Our results are broadly consistent with the main findings of the TAILORx randomized trial.8 A secondary analysis of that trial examined outcomes according to race and ethnicity for women with an intermediate-risk RS (11–25) and also found no improvement in survival with chemotherapy for any racial/ethnic group.16 Current NCCN Guideline recommendations offer chemotherapy as an option for premenopausal women with a risk RS ≥16 due to a lower rate of distant recurrence with chemotherapy for that subgroup in TAILORx.2,8 However, the TAILORx investigators did not report results according to race for women aged ≤50 years with an intermediate-risk RS, presumably due to the small sample size of young NHB women in that risk category (471 NHB women of all ages in the RS 11–25 category). We found a nonsignificant numeric reduction in breast cancer death with chemotherapy for NHB women aged ≤50 years with an RS of 16–25 (HR, 0.43; 95% CI, 0.11–1.64) but no apparent benefit for NHW women (HR, 0.92; 95% CI, 0.58–1.47). Despite a 7-fold larger sample size of NHB women with an intermediate-risk RS in our study compared with TAILORx16 (3,498 vs 471), the number of events was still small among young NHB women, and confidence intervals are wide, so we cannot draw any firm conclusions regarding racial differences in treatment effect for young women with an RS of 16–25.

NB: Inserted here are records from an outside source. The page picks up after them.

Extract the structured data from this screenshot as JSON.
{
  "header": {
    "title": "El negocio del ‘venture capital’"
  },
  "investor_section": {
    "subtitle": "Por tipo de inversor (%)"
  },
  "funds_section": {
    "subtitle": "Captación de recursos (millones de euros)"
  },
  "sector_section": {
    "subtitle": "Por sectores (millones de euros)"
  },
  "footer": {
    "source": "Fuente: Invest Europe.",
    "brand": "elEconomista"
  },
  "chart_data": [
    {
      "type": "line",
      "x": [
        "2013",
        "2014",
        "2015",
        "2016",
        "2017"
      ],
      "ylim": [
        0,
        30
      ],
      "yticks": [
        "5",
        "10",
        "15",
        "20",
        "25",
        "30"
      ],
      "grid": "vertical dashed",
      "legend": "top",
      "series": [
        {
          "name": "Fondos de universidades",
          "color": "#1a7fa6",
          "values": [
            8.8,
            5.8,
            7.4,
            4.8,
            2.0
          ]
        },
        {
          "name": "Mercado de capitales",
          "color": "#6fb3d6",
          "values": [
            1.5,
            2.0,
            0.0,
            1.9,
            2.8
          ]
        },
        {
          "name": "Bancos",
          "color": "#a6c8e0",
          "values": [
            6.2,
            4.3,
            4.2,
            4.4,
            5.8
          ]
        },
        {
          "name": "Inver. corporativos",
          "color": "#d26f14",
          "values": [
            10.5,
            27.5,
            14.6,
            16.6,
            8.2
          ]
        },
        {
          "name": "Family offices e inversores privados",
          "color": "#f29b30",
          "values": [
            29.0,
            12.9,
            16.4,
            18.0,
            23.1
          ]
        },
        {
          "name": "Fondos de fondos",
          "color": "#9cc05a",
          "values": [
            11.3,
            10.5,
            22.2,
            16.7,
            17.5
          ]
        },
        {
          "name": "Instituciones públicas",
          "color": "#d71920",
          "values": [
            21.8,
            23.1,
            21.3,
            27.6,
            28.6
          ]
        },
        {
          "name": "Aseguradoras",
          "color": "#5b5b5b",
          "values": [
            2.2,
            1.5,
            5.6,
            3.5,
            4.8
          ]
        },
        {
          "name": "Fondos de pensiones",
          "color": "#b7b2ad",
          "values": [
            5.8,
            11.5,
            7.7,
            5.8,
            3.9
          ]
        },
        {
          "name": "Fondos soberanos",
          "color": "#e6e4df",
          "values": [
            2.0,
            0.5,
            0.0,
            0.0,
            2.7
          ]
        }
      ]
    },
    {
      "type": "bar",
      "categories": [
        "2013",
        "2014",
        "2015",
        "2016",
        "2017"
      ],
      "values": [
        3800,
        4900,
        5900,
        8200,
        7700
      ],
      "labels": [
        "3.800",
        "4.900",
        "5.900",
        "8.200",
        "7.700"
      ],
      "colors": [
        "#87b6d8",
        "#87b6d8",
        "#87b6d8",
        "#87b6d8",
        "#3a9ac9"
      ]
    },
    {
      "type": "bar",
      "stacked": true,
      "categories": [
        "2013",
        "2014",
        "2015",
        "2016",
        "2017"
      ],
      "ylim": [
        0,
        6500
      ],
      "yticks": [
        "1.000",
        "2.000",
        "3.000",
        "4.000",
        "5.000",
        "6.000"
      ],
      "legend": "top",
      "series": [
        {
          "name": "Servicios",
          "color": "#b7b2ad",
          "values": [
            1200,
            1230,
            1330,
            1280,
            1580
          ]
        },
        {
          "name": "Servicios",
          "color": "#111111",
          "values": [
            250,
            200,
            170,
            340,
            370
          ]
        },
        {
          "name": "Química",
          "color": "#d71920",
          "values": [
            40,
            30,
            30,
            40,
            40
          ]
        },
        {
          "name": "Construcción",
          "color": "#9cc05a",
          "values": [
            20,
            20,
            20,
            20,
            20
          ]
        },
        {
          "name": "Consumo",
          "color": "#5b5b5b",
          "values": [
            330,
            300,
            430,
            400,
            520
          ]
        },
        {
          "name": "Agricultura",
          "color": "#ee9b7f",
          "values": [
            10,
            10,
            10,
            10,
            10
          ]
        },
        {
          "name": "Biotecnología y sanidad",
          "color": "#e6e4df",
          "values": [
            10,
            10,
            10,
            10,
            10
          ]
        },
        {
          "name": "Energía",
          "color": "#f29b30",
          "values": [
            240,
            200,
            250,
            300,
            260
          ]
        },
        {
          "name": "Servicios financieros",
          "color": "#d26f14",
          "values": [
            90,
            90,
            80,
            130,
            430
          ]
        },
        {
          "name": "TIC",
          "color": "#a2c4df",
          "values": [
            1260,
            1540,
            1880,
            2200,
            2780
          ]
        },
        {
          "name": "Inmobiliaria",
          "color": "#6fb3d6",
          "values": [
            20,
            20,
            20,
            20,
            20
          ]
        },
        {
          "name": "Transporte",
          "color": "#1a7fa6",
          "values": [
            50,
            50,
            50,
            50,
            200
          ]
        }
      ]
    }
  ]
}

Strength of this study are the large number of women from racial and ethnic minority groups, the availability of data on breast cancer–specific death, the use of propensity score weighting to reduce confounding, and a population-based sample. However, this study has limitations. We were unable to determine whether differences in the use of adjuvant endocrine therapy across different racial and ethnic groups influenced the results, because the SEER registry does not include data on the use of adjuvant endocrine therapy. However, TAILORx and a cooperative group trial reported that racial differences in the use of endocrine therapy do not explain the survival disparity among NHB women with ER-positive breast cancer.16,26 A limitation of every observational study is the possibility that variables other than the predictor variable affect outcome and are unevenly distributed, leading to confounding.27 Propensity score weighting adjusts for confounding due to measured variables,20,27 but there is no analytic technique to adjust for confounding due to unmeasured variables.27 Only an adequately powered randomized trial can definitively determine the effect of chemotherapy on breast cancer survival.28 Chemotherapy data are incomplete in SEER.23,24 Our sensitivity analysis indicated that any bias introduced by misclassification of chemotherapy status would likely skew the results toward the null and should therefore not change the main findings. However, this is an important limitation of the analysis, and comparisons between different racial and ethnic group must be interpreted with caution. Confirmation is needed using datasets with more complete data on chemotherapy administration. HER2 status is unknown for patients included in SEER prior to 2010. The Oncotype test is not indicated for patients with HER2-positive tumors, so the rate of contamination of the analytic cohort by HER2-positive tumors is expected to be extremely low. Based on the number of HER2-positive/borderline tumors among ER-positive patients with an Oncotype score available in SEER diagnosed in 2010 through 2015 (excluded from this analysis), we estimate that only 1.2% of the entire analytic cohort had HER2-positive tumors, which is highly unlikely to introduce any meaningful bias. Finally, a median follow-up time of 56 months is relatively short for a study of ER-positive breast cancer. Unfortunately, SEER has not updated the survival data for this specialty database.14

Conclusions

This population-based study clinically validated the RS as a predictive biomarker for NHB, Hispanic, and NHW women with ER-positive, axillary node–negative breast cancer, but it also raises the possibility that the RS may underestimate the benefit of chemotherapy for NHB women. If confirmed, the RS cutoff for recommending adjuvant chemotherapy for young NHB women with ER-positive, axillary node–negative breast cancer may need to be lower than for other women. This study also underscores the need to account for the racial and ethnic diversity of the target population in the development and validation of cancer biomarkers.